Landesförderung gesichert: Neubau des Rettungszentrums rückt in greifbare Nähe
Der DRK-Kreisverband Rhein-Neckar/Heidelberg e. V. freut sich über einen wichtigen Durchbruch auf dem Weg zum lange geplanten Neubau seines Rettungszentrums: Der Finanzausschuss des Landtags BadenWürttemberg hat am 22. Januar 2026 rund 62 Millionen Euro aus dem Landesanteil am Sondervermögen des Bundes freigegeben, um den Förderstau bei Rettungswachen abzubauen. Davon profitiert auch Heidelberg: Der Neubau des DRK-Rettungszentrums erhält einen Zuschuss von 5,6 Millionen Euro . Innenminister Thomas Strobl hat die Förderurkunden im Rahmen einer feierlichen Übergabe am Freitag, 30. Januar, überreicht. Angekündigt wurde auch eine zeitnahe formelle Bewilligung des Förderantrags.
Die Landesförderung bildet neben Eigenkapital und Spendengeldern einen zentralen Grundpfeiler, um das Projekt bei einem veranschlagten Gesamtvolumen von rund 19 Millionen Euro realisieren zu können. Kreisgeschäftsführerin Caroline Falk resümiert: „Nach zwei abgelehnten Anträgen aufgrund des erheblichen Investitionsstaus auf Landesebene war zeitweise unklar, wann wir überhaupt zum Zug kommen.
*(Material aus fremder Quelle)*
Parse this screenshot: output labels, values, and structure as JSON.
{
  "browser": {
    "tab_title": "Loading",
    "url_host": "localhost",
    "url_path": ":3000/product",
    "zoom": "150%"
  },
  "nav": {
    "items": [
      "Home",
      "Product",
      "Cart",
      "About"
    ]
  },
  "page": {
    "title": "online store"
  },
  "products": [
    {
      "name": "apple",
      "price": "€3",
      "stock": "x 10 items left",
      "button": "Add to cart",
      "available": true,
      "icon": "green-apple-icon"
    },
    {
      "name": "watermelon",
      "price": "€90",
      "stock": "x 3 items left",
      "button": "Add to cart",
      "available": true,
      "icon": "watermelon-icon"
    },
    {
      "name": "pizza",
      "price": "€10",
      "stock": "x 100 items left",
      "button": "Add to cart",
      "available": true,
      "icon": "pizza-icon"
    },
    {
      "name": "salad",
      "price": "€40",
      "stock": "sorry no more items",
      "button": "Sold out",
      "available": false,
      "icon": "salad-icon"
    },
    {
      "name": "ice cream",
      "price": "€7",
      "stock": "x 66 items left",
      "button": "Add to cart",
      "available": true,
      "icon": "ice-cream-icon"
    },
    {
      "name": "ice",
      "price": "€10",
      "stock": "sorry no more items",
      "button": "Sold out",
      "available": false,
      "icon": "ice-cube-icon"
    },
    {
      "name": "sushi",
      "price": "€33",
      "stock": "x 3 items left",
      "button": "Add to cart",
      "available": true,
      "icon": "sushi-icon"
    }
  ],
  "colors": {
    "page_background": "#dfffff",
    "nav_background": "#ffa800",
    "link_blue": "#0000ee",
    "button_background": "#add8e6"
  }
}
Die nun vorliegende Ankündigung ist ein klares Signal für eine Stärkung der Rettungsdienste. Die verbesserte Einsatzbereitschaft und Versorgungssicherheit werden den Menschen im Rhein-Neckar-Kreis und in der Stadt Heidelberg zugutekommen.“
Besonderer Dank gilt den zahlreichen Unterstützern, allen voran den Landtagsabgeordneten aus Heidelberg und dem Rhein-Neckar-Kreis, dem Oberbürgermeister der Stadt Heidelberg und dem Landrat des Rhein-Neckar-Kreises. In einer parteiübergreifenden Initiative haben sich diese vor Ort informiert, die Notwendigkeit des Projekts erkannt und sich gemeinsam für eine Lösung eingesetzt.
Die Stadt Heidelberg stellt für den Neubau zudem ein passendes Grundstück in der Rudolf-Diesel-Straße – in unmittelbarer Nähe zum bisherigen Standort im Langen Anger. „Das DRK leistet im Verbund der
Rettungsdienste eine enorm wichtige Arbeit für die Menschen in Heidelberg und dem Rhein-Neckar-Kreis. Als Stadt unterstützen wir das sehr gerne – denn es kommt allen Bürgerinnen und Bürgern zugute, die auf Hilfe angewiesen sind“, sagt Oberbürgermeister Eckart Würzner.
Weiterhin dankt der DRK-Kreisverband Rhein-Neckar/Heidelberg e. V. dem Land Baden-Württemberg, dessen Vertreterinnen und Vertreter den dringenden Bedarf für den Neubau im Rahmen der Mittelvergabe erkannt und berücksichtigt haben. Die jüngste Entscheidung des Finanzausschusses des Landtags knüpft an die im Doppelhaushalt 2025/2026 erhöhten Mittel für den Rettungsdienst an. Mit einem Nachtrag im Dezember 2025 wurden zusätzliche Gelder bereitgestellt, um unter anderem Neubau-, Umbau- und Erweiterungsmaßnahmen sowie die Erstausstattung von Rettungswachen zu fördern.
Hintergrund zum DRK-Neubau
Die bestehenden DRK-Räumlichkeiten in Heidelberg stammen aus den 1950er- und 1970er-Jahren und sind technisch überholt. Wasserschäden, unzureichende Dämmung, extreme Hitze im Sommer und Heizungsausfälle im Winter erschweren den Betrieb ebenso wie gravierender Platzmangel. Mit jährlich über 50.000 Einsätzen in Notfallrettung und Krankentransport stößt der Kreisverband an seine Grenzen.
Das Rettungszentrum am neuen Standort in der Rudolf-Diesel-Straße wird alle zentralen Funktionen bündeln, moderne Arbeitsbedingungen für bis zu 400 Mitarbeitende schaffen und nach Passivhausstandard gebaut werden. Das Grundstück wird von der Stadt Heidelberg im Wege des Erbbaurechts zur Verfügung gestellt.